Following an internal audit and probe into its accounting measures, the medtech manufacturer said it found reporting discrepancies from 2016 through the first half of 2019—including by as much as $117 million in 2017, or 9.6% of the $1.217 billion in operational income before taxes the company reported that year.
Baxter estimated that other years saw misstatements totaling $40 million in 2016, $77 million in 2018 and $42 million for 2019’s first two quarters. The company said it plans to file revised and corrected annual and quarterly financial statements to the SEC no later than March 31.

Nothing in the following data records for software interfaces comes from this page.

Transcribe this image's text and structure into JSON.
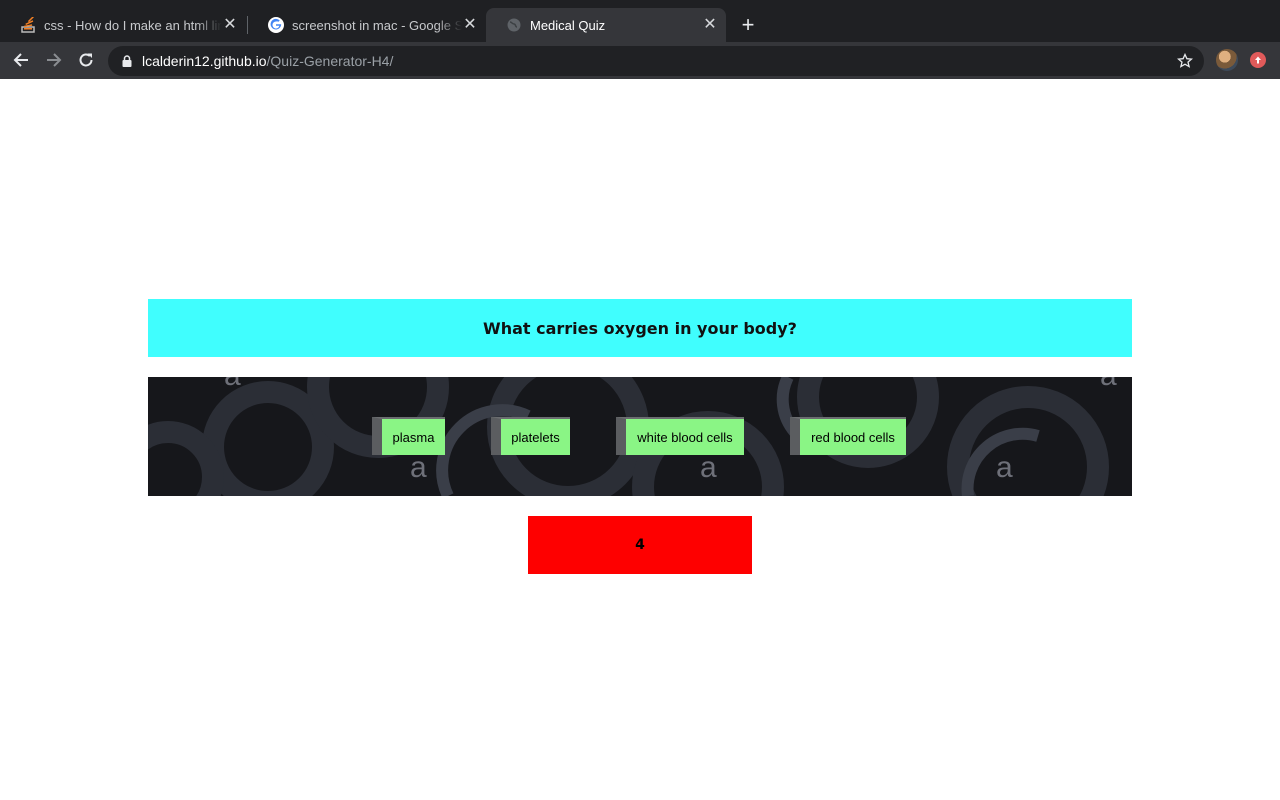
{
  "browser": {
    "tabs": [
      {
        "title": "css - How do I make an html link",
        "favicon": "stackoverflow-icon",
        "active": false
      },
      {
        "title": "screenshot in mac - Google Search",
        "favicon": "google-icon",
        "active": false
      },
      {
        "title": "Medical Quiz",
        "favicon": "globe-icon",
        "active": true
      }
    ],
    "url_host": "lcalderin12.github.io",
    "url_path": "/Quiz-Generator-H4/"
  },
  "quiz": {
    "question": "What carries oxygen in your body?",
    "answers": [
      {
        "label": "plasma"
      },
      {
        "label": "platelets"
      },
      {
        "label": "white blood cells"
      },
      {
        "label": "red blood cells"
      }
    ],
    "counter": "4"
  },
  "colors": {
    "question_bg": "#40fefe",
    "answer_bg": "#8af585",
    "counter_bg": "#fe0000",
    "panel_bg": "#16171b"
  }
}
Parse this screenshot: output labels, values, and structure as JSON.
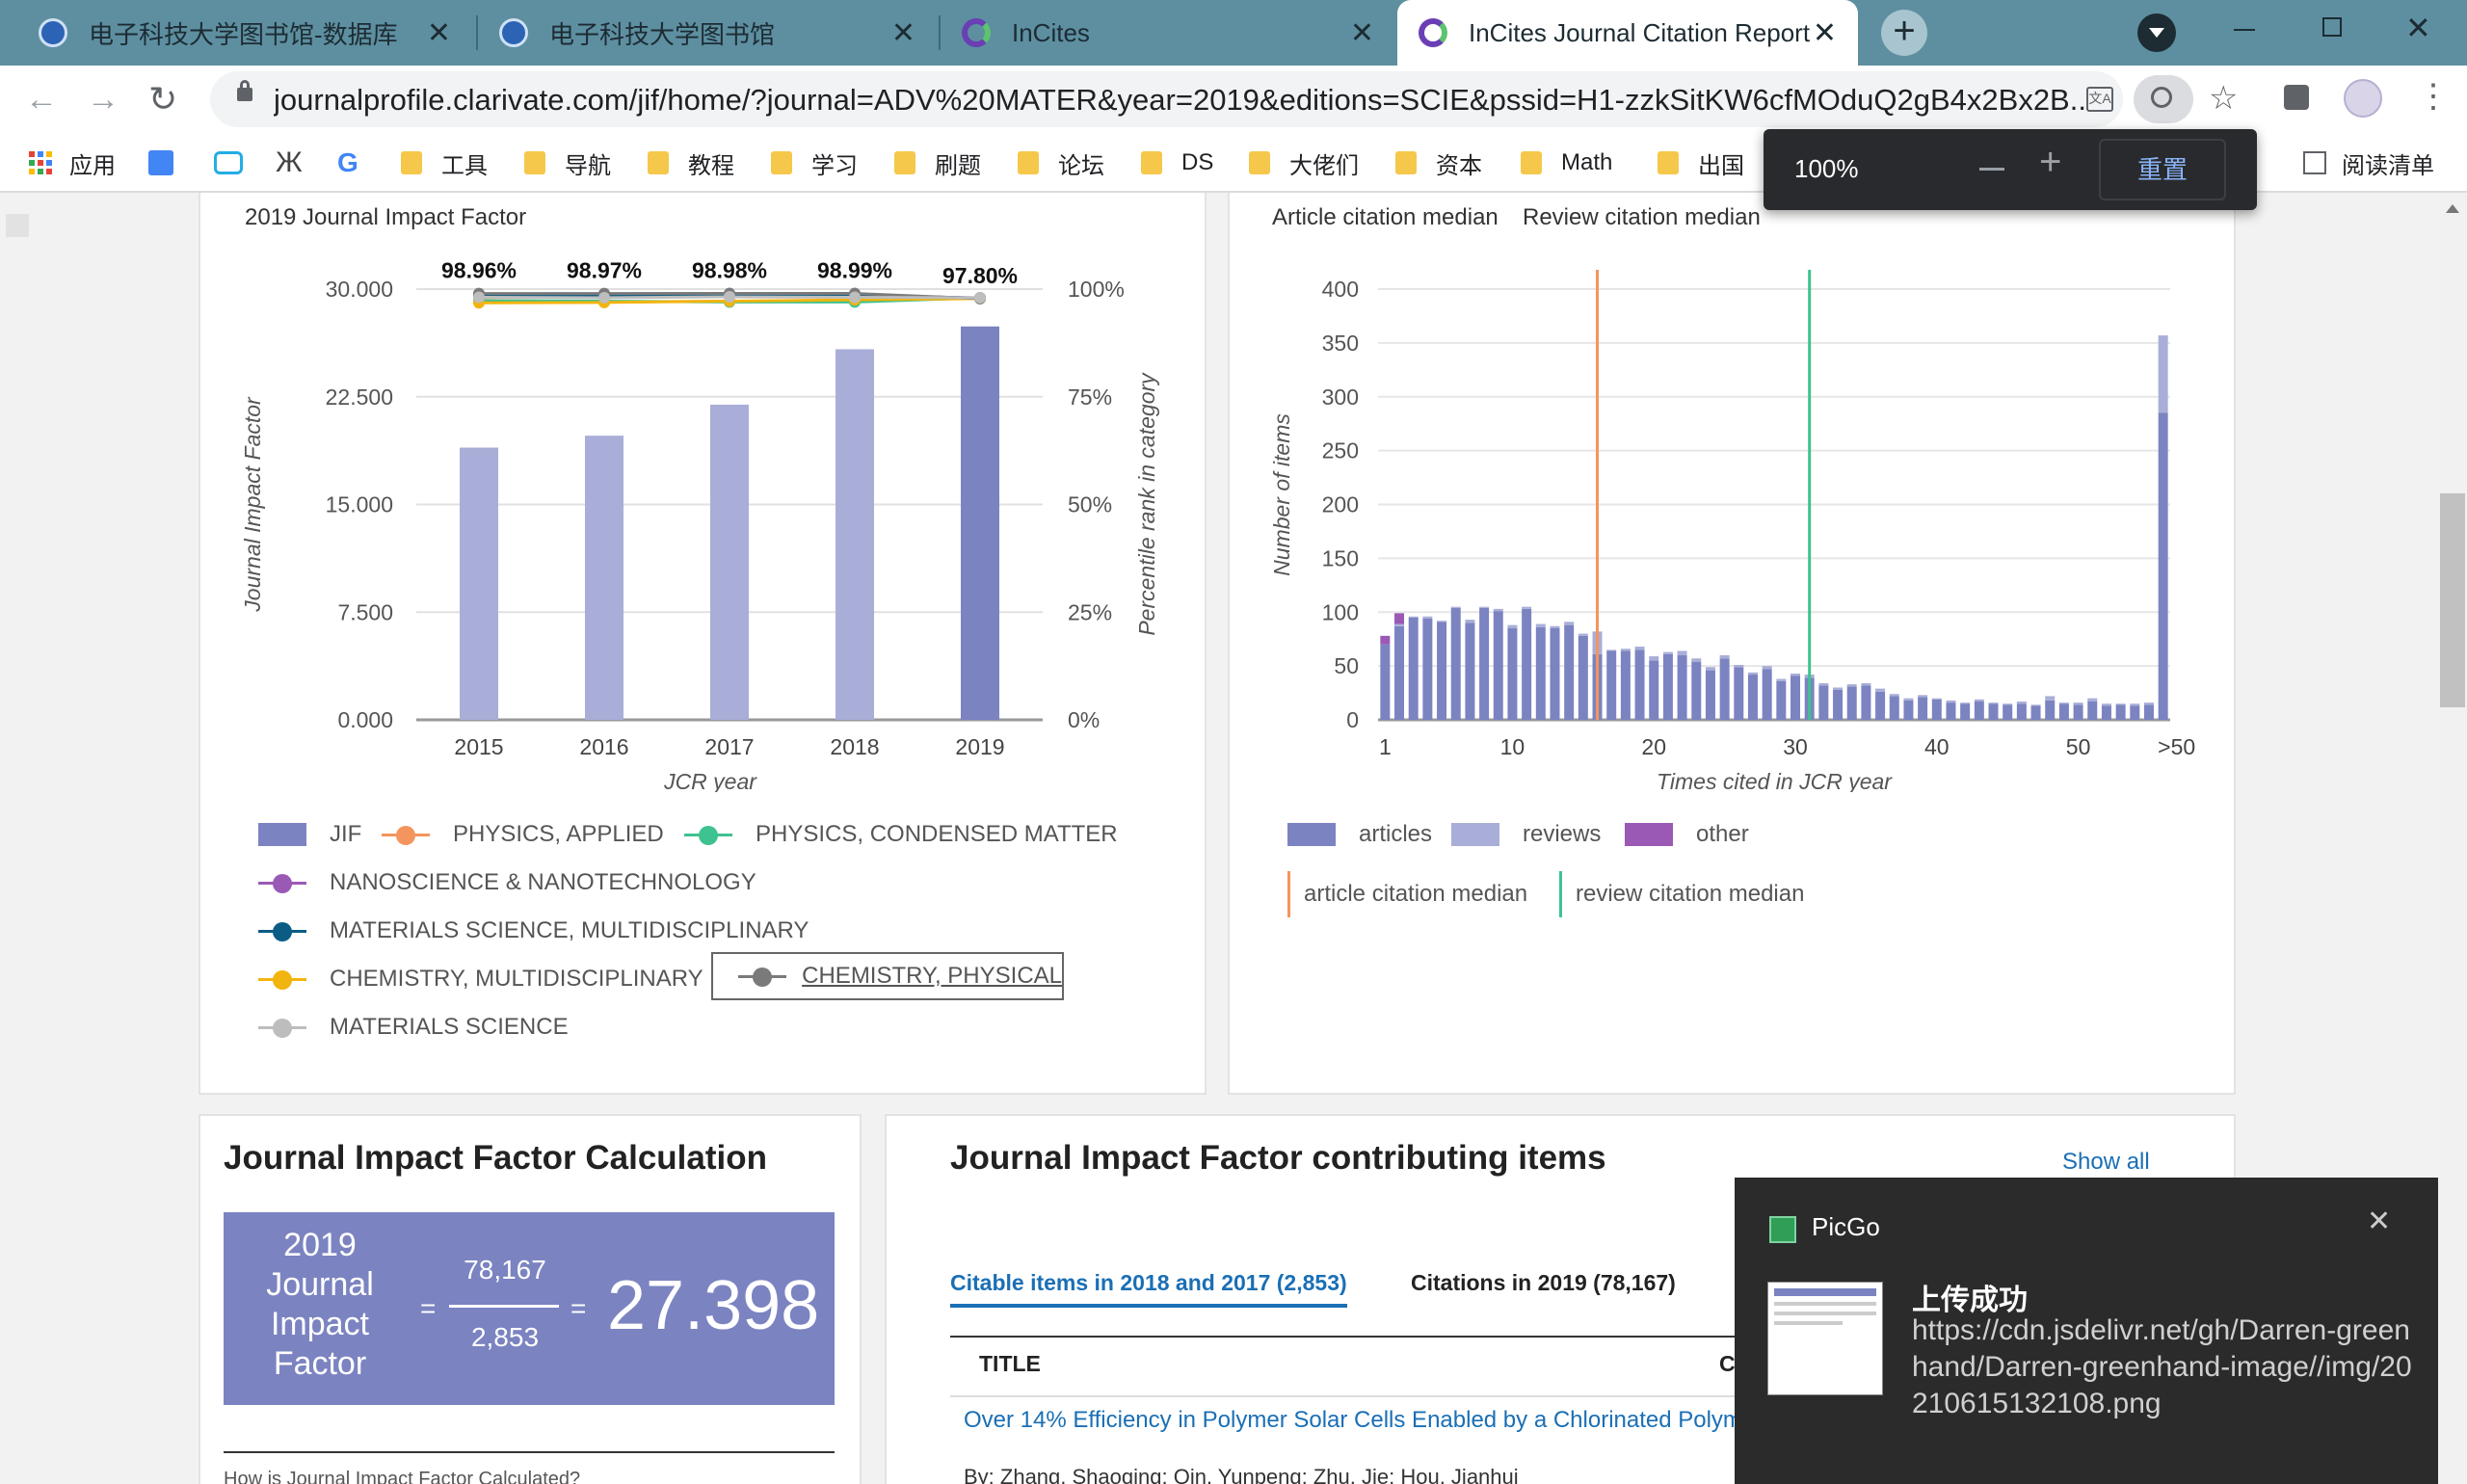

The problem stemmed from intra-company transactions made under a “previous exchange rate convention to generate non-operating foreign exchange gains and avoid losses,” the company said, and that the “longstanding” approach had taken place for at least 10 years.
Baxter described the convention as not consistent with U.S. Generally Accepted Accounting Principles, or GAAP. The company’s stock price dipped by about 2% over the three-day Presidents Day weekend, after the news broke.
The investigation was first launched and made public in October of last year, in consultation with the accounting firm PricewaterhouseCoopers and the audit committee of Baxter’s board of directors.
In its filing, Baxter stated that certain consolidated financial statements and “the related audit and interim review reports of PwC should no longer be relied upon because of misstatements to the Company’s previously reported foreign exchange gains and losses.”
The company also said it believes its internal investigation is now “substantially complete.”